Any suggestions?  I was thinking of making a header with 2' cripple studs that would support the joist and fireblock at the same time.


----------



## inspectorD (Jan 8, 2010)

This is really an engineers decision to make, hire one for a couple hundred and get the right advice. 

However, if you where to remove the let in 1x4, you could reinstall it after you noch it at each stud to make it work. Bottom line is , it needs the support, it is part of a system for when the loads increase with wind ,snow and really bad weather.
The fire block does not need to be solid. you can pruchase rockwool insulation which is used for fireblocking. there are others available at your real "local" lumber yard. It is very dense and cuts with a handsaw.Much easier to make changes later also.

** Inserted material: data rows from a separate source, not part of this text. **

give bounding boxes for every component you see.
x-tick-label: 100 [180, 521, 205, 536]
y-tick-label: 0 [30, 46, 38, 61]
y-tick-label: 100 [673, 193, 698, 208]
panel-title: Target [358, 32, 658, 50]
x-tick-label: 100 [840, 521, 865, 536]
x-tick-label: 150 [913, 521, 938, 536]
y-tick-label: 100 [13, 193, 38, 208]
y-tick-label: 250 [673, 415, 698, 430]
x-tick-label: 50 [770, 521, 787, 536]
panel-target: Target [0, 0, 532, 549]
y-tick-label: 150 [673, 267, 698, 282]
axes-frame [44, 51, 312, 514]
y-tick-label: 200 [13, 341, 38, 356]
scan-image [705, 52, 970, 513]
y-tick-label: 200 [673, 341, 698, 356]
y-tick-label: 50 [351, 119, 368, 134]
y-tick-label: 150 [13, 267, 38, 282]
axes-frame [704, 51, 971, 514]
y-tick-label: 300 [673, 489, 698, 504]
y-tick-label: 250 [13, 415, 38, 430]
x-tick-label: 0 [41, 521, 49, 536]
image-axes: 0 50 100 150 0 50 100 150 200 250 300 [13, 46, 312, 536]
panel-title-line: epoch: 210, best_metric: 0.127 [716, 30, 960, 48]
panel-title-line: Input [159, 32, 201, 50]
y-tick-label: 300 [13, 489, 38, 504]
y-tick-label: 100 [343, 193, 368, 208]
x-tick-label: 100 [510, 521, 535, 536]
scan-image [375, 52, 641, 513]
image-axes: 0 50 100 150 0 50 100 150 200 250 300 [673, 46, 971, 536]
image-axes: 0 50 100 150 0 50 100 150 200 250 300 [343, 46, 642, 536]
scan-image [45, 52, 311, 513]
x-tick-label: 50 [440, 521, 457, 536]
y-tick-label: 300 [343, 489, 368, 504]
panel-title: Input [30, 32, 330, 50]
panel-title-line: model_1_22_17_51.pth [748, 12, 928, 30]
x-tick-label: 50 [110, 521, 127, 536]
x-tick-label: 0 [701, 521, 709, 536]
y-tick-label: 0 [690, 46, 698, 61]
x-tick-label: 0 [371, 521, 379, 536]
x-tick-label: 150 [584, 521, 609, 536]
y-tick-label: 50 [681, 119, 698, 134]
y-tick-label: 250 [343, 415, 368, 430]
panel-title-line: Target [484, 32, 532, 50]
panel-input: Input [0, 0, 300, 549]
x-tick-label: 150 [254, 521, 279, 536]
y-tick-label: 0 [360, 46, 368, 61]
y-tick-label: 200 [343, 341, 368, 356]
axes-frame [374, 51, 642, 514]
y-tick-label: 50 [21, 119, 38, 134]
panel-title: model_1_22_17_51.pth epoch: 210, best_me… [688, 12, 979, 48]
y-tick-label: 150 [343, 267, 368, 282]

Run this by your building official, cause they are sometimes different on what they like to see.
Good luck, been there and finished...looked like it was always that way.


----------



## GBR (Jan 8, 2010)

As Inspector said, check with your local B.D. before fire-stopping with insulation. Many times, solid wood blocking is required to carry the shear flow across the floor above, nailing into it as a perimeter diaphragm. It may also prevent the joists from rotation, unless designed and approved by a Structural Engineer to just sister to ones side nailed to studs. 

"I was thinking of making a header with 2' cripple studs that would support the joist and fireblock at the same time. "  ----- Again, ask them. You would be mixing balloon and western framing--- not a bad thing unless you change the integrity of the structure. Proper connection nailing comes to mind here.... 

Be safe, Gary


----------



## Buster (Jan 10, 2010)

Thanks for your replies.  I set this up as a mock up for my building inspector to take a look at.  He advised that I would have to sister the 2x8s, but unless I cut the ribbon, I can't get the full length 2x8 in there, so a short header is what I was thinking.  Has anyone ever cut the ribbon and what did you use to support it?


----------



## inspectorD (Jan 11, 2010)

If you want the header, it will work for support. 
But my suggestion to remove the ribbon and adjust it down and in to be flush with the surface will work also.
You can then install a solid fire block of 2x4 to take care of any fire spread issues. You will also need to fire caulk any joints.

The header idea is good if you are not looking for insulating value. These areas will always loose heat, at the top of the wall. The 2x4 r-value is somewhere around 4 at best, and by reinstalling the ribbon, you also have a solid connection across the room.

Good luck.


----------